Just finished watching this movie for the first time. Wonderful everything from the first scene on through to the last moments as Ernest puts his arm around Betty's shoulders in the back seat of his cab.So glad Turner movie classics aired this timeless story.

Anonymous said...

Excellent actors who are very enjoyable to watch in a good story. No great shakes about the storyline itself but it is solid. What stands out in this movie is Hollywood's finest doing what they do best. Really enjoyed the movie.

Unknown said...

Watching it now....it's just great!!! ("The Catered Affair")

Tellitlikeitis said...

What a cast & what acting, should have been promoted more & perhaps it would have made more money, but in 1956 1.5 million dollars gross @ .25 a ticket is 6 million or more theatre tickets sold!
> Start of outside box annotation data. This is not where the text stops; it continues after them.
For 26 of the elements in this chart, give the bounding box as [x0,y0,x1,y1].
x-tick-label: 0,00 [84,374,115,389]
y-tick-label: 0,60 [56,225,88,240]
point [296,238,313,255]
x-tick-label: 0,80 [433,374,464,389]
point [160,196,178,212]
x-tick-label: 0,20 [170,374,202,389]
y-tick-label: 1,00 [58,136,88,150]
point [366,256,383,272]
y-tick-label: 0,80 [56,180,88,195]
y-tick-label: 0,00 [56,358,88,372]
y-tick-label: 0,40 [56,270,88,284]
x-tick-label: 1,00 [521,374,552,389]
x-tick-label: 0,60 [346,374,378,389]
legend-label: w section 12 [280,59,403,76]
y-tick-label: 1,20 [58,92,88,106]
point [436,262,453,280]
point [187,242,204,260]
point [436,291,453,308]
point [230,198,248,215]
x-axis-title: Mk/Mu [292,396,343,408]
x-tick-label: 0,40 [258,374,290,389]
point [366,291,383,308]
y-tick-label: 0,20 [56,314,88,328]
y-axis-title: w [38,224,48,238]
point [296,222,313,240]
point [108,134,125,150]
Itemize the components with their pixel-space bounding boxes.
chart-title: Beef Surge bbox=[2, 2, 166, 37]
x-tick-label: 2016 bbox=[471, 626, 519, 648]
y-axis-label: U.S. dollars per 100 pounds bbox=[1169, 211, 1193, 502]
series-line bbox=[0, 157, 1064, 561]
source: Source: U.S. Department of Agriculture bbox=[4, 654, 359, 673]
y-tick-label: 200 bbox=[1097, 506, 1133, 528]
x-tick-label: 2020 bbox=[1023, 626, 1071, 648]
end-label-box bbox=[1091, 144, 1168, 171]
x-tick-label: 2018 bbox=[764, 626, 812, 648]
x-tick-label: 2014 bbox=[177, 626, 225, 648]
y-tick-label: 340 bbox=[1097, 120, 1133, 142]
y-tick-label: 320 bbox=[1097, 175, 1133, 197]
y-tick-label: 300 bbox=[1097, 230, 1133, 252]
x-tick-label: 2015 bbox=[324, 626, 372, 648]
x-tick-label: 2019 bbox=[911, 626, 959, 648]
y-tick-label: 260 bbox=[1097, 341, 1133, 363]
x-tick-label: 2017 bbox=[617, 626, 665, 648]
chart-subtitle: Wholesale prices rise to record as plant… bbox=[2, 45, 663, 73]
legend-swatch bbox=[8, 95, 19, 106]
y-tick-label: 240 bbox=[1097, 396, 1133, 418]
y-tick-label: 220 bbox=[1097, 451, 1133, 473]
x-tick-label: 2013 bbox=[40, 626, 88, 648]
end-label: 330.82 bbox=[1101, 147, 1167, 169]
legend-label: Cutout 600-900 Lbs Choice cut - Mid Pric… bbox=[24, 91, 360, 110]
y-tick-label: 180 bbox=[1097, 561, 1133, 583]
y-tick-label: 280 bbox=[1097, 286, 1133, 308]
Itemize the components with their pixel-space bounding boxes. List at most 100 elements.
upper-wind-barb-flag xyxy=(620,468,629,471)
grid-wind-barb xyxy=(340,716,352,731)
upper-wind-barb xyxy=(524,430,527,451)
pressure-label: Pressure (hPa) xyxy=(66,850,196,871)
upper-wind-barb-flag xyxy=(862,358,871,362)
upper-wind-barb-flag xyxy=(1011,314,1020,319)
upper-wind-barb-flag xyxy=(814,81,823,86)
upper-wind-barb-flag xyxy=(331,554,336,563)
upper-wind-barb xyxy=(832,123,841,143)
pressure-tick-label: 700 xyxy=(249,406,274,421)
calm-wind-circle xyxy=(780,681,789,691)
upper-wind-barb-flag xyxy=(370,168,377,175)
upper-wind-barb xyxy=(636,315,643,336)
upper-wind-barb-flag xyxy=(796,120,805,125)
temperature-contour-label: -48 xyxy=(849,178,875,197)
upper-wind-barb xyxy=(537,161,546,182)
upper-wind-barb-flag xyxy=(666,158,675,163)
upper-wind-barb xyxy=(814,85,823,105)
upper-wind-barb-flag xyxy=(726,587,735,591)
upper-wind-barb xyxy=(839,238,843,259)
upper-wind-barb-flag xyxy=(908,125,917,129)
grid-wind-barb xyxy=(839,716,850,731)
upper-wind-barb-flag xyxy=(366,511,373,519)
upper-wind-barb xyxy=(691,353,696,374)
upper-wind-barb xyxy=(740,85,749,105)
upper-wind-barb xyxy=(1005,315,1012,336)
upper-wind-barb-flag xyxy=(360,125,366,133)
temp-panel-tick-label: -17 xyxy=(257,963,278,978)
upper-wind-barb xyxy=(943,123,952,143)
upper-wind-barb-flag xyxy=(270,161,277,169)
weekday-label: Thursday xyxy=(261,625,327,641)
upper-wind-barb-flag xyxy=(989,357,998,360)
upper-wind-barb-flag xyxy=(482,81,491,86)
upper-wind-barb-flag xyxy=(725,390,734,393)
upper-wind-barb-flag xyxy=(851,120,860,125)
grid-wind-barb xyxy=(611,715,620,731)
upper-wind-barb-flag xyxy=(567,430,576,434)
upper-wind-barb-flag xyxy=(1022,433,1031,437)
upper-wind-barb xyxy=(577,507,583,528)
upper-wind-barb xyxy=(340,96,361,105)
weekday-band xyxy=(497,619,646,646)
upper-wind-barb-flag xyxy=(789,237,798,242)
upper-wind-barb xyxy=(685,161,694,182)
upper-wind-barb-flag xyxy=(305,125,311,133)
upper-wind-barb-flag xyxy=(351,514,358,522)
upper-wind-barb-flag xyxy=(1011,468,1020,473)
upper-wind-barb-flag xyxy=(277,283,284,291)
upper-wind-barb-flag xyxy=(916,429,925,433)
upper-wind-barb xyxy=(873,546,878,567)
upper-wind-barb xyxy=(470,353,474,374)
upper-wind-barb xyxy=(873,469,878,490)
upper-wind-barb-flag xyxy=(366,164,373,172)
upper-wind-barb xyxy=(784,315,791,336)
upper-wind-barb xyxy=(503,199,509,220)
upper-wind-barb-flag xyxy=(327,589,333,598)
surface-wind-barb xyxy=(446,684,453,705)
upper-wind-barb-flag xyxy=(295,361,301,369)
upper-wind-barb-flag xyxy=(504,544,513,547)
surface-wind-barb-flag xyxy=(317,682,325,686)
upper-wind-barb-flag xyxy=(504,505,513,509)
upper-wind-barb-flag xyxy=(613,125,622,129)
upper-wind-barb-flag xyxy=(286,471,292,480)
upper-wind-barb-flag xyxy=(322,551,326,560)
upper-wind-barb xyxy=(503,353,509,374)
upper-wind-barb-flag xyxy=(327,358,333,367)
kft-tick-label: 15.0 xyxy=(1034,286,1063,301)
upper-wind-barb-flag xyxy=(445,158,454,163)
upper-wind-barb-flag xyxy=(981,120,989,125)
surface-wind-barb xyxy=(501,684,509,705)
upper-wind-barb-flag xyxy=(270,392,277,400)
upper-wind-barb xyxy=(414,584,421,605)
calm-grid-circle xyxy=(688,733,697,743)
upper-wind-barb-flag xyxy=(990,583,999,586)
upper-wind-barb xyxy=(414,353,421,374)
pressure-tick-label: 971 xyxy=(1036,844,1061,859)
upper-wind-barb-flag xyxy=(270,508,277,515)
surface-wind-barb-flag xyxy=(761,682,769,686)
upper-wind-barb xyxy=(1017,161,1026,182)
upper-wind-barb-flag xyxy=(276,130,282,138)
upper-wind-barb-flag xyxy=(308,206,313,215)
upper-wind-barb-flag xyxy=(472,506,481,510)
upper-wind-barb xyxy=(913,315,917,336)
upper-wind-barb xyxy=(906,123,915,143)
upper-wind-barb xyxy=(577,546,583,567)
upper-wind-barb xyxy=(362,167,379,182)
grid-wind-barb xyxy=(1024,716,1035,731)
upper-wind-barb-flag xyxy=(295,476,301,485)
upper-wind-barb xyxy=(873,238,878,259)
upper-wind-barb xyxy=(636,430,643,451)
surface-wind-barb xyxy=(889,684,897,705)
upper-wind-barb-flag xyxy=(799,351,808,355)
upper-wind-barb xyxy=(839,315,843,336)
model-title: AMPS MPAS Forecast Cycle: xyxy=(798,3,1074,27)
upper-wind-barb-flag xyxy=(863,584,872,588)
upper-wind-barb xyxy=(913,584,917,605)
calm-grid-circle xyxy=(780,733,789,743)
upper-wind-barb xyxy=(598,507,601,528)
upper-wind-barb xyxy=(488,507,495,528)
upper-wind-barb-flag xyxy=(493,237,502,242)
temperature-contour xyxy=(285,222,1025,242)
Which was considered a hit then! Bette Davis was great as all of supporting cast was too, especially Barry Fitzgerald, old scene stealer, but, Earnest Borgnine was great in an understated role too! Loved it, really did, don't make them like this anymore, lovely Debbie Reynolds held her own with these scene stealers! Lovely, just very lovely & very poignant, with Debbie Reynolds passing lately!

Unknown said...

I would like to comment on a very recent movie...(just saw it today) "MOONLIGHT" I couldn't wait for it to end...so awful!! And to THINK they had the audacity to give it such high ratings at the recent award show!! (Acting was good.....the theme and storyline were so awful!!!) Thumbs down, on this one!!

Tuesday, January 31, 20017

Anonymous said...

Haven't seen this one yet, but will do. However I wanted to add to the comment about "Moonlight". I saw it last week and I agree. It was awful! The acting was lousy as well. Everyone I know who saw it hated it. The dialogue was impossible to understand, the story was weak, the point was lost, it didn't move me or anyone in the theater either. Everyone in the theater was happy when it ended and couldn't believe it had won an Oscar for best picture. Hollywood buckled under pressure that was unwarranted.
Besides there were other films with Black cast etc. that were far superior to this garbage. Someone I spoke to even said it portrayed Black people in a very bad manner and he was insulted by it.